Gonzalo Casals, the deputy executive director of the museum who is now taking on director's duties in wake of Aguilar's departure said of criticisms of Martínez: "It's great that people are so passionate about El Museo! I believe that when people get to know Chus they'll see how committed she is to El Museo's mission."
While El Museo's 43-year history has not lacked for controversy, its transformation over the last 15 years from a community art museum founded by local Puerto Rican activists to a more "global" museum located on Manhattan's Fifth Avenue "Museum Mile" has drawn criticism and protest. NYU Professor Arlene Dávila, whose book Latino Spin devotes a chapter to "the politics of Latino/a art museums" says that the museum's "upscaling is directly related to a general whitewashing of Latino/a culture so it becomes more pallatable to corporate/financial interests. The museum has become a battleground at the center of community debates around gentrification."
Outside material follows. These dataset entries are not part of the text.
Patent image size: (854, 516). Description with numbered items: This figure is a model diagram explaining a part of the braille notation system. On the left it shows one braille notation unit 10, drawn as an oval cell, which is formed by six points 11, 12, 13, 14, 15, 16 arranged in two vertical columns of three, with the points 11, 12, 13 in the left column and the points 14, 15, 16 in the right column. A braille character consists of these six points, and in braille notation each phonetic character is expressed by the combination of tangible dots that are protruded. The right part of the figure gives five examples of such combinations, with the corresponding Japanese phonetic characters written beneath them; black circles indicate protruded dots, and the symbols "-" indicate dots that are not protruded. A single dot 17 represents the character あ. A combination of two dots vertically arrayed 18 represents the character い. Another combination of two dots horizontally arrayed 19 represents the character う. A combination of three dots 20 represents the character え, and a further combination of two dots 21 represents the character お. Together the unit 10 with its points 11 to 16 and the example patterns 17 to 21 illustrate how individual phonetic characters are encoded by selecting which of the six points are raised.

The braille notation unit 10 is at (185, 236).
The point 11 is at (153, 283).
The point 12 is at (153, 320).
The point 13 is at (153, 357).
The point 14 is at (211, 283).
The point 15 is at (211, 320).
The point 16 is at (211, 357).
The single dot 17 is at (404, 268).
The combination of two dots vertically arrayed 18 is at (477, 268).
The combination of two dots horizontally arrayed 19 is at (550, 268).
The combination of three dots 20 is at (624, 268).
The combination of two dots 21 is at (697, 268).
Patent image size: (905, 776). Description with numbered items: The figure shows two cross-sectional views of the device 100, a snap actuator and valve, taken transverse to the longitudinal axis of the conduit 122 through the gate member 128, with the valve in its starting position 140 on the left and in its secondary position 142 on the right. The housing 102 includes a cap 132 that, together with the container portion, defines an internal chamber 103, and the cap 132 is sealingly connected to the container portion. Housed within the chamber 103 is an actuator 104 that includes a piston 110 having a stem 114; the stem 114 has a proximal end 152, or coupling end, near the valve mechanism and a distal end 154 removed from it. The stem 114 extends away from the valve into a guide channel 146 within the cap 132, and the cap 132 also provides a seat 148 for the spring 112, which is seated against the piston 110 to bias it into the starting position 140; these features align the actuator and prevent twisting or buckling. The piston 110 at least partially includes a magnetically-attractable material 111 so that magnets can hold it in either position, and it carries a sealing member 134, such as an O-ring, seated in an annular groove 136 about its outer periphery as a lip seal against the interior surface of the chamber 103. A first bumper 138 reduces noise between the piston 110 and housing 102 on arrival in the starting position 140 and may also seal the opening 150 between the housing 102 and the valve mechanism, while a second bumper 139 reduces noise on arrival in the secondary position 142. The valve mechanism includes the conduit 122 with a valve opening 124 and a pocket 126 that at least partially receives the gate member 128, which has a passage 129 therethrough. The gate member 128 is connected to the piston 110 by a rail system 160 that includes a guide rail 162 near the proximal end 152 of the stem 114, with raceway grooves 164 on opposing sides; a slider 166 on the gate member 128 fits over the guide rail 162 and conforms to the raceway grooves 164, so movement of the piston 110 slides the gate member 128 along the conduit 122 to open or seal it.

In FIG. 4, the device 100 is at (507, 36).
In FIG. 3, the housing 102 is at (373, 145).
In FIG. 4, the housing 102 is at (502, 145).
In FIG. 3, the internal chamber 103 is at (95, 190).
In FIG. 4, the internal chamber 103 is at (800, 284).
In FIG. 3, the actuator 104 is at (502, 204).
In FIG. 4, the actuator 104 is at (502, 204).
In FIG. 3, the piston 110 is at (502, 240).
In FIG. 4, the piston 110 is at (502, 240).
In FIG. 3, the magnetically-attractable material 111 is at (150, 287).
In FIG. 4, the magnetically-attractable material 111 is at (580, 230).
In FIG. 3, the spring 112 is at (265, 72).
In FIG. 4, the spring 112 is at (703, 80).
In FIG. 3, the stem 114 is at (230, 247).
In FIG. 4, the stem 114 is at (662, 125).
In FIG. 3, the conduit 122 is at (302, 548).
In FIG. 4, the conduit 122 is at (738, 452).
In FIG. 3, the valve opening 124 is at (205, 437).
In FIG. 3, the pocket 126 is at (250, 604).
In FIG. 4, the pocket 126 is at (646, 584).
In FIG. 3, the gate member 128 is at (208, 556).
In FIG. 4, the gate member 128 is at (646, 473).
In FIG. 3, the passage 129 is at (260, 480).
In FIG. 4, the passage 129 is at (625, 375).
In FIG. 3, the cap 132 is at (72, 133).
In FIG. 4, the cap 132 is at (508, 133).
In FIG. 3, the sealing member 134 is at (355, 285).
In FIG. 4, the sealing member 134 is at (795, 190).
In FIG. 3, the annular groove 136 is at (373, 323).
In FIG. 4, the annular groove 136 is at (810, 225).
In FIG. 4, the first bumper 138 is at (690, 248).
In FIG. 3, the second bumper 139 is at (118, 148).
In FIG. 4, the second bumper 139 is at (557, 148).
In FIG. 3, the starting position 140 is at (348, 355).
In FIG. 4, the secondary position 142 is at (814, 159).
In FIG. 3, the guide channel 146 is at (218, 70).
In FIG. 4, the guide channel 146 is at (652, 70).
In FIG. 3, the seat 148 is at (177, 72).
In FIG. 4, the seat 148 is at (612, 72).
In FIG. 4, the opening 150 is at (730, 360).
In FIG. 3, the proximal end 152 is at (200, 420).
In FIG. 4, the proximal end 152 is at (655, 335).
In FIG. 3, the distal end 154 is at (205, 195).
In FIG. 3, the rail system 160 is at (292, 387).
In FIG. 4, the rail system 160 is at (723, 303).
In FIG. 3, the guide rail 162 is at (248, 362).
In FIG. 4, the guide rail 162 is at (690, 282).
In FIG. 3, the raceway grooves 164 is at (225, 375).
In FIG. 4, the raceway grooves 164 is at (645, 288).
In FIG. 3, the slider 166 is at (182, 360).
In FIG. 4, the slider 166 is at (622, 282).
In 2011, Neyda Martínez, a former employee of and consultant to El Museo, interviewed scores of local residents for a report commissioned by the Upper Manhattan Empowerment Zone about the need for a new arts organization for the neighborhood and found that many residents "were dismayed by El Museo's seeming desire to detach from the community."
"El Museo is […] always looking for new, better ways to engage members of our various constituencies," said Casals. "This spring El Museo will offer over 20 public programs for families, students, parents and adults, all of these feature free admission, and will offer a total of 12 artist residencies in the South Bronx, Manhattan, Western Queens and Brooklyn free of charge."